The indictment also charged Collins’s son Cameron and Stephen Zarsky, the father of Cameron Collins’s fiancée.
They are charged with securities fraud, wire fraud and as well as civil charges by the US Securities and Exchange Commission (SEC).
The charges all relate to alleged activity in the US, not in Australia where Sydney-based Innate (ASX:IIL) is dual-listed.
The charges relate to negative clinical trials in mid-2017 around a multiple sclerosis drug Innate was testing.
Mr Collins was on the Innate board at its IPO in 2013 and built a substantial position in the company, as did his family members.
The SEC alleges that Mr Collins learned of the bad trial results on the evening of June 22, 2017 in an email from Innate’s CEO to the board of directors.
It said the CEO had “extremely bad news” indicating that drug trial results “pretty clearly indicate ‘clinical failure’”.
The SEC alleges that Christopher Collins replied to the CEO’s email within minutes, expressing his surprise at the results, and then called and spoke to his son minutes later.
According to the SEC indictment, later that same evening Cameron drove to Mr Zarsky’s home and tipped him off about the results, and the next morning Cameron and Zarsky allegedly began selling their Innate shares, a total of nearly 1.4 million.
The indictment says that a few hours after the last of these sales, Innate publicly announced the negative results of the clinical trial and its stock price then plunged by more than 92 per cent.
Through their sales, Cameron Collins and Zarsky avoided losses of more than $US700,000.
The indictment also alleges that they contacted other friends and family members who also sold Innate shares in advance of the announcement.
Mr Collins, due to his position as a director, did not sell any shares.
The SEC says it’s settled charges against Lauren Zarsky, Cameron Collins’ girlfriend, and her mother Dorothy Zarsky, for trading on the basis of material, nonpublic information.
Mr Collins quit the Innate board in May and reduced his stake in the company from 17 per cent to 9 per cent.
Innate shares took off at the end of April, rising 300 per cent after buying privately-held Amplia Therapeutics and its oncology treatments.

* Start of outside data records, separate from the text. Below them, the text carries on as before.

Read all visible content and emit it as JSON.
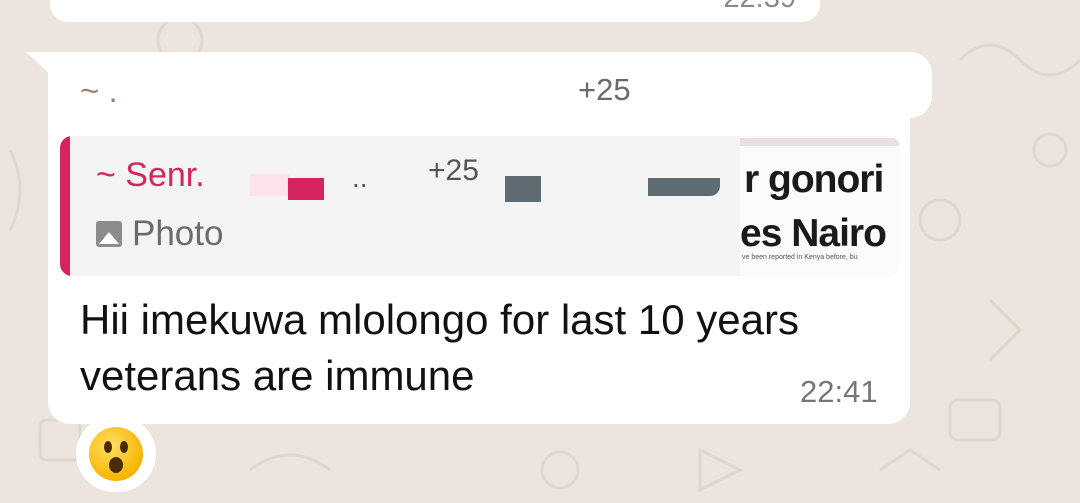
{
  "previous_message": {
    "time": "22:39"
  },
  "message": {
    "sender": "~ .",
    "sender_phone": "+25",
    "quoted": {
      "sender": "~ Senr.",
      "sender_suffix": "..",
      "phone": "+25",
      "type_label": "Photo",
      "thumbnail_text": [
        "r gonori",
        "es Nairo",
        "ve been reported in Kenya before, bu"
      ]
    },
    "text": "Hii imekuwa mlolongo  for last 10 years  veterans  are immune",
    "time": "22:41"
  },
  "reaction": {
    "emoji": "😮",
    "icon": "surprised-face-icon"
  },
  "colors": {
    "background": "#ece5dd",
    "bubble": "#ffffff",
    "quote_accent": "#d6245f",
    "sender": "#a0826d",
    "timestamp": "#767676"
  }
}
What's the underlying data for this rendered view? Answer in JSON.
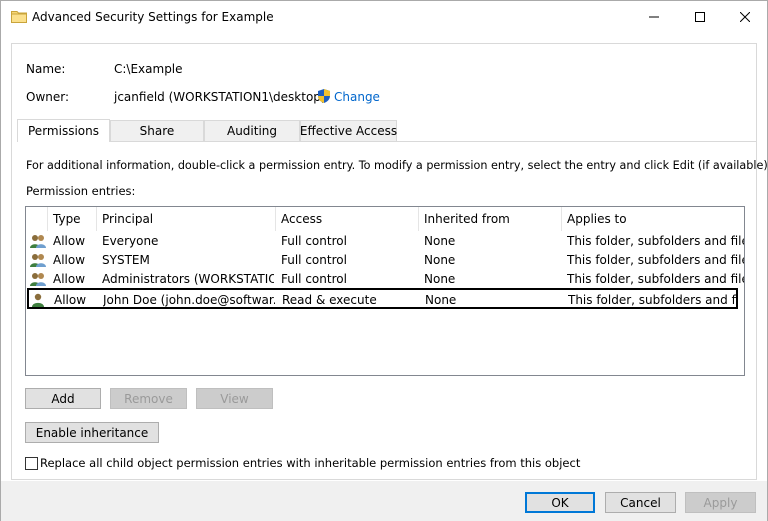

Innate CEO Simon Wilkinson directed inquiries to a company statement, which says they have “cooperated fully” with information requests by the SEC and it is not under investigation.
“The company considers the ongoing investigation to be a private matter to Mr Collins,” the Innate statement said.
“The US media has inaccurately reported that Mr Collins and colleagues were the beneficiaries of share issuances in the company on privileged terms. Mr Collins (and colleagues) have only ever participated in shareholder-approved share placements or “rights issues” of shares in the company. As is typical for a rights issue in Australia, the issue price was at a discount to market and fully disclosed as such.”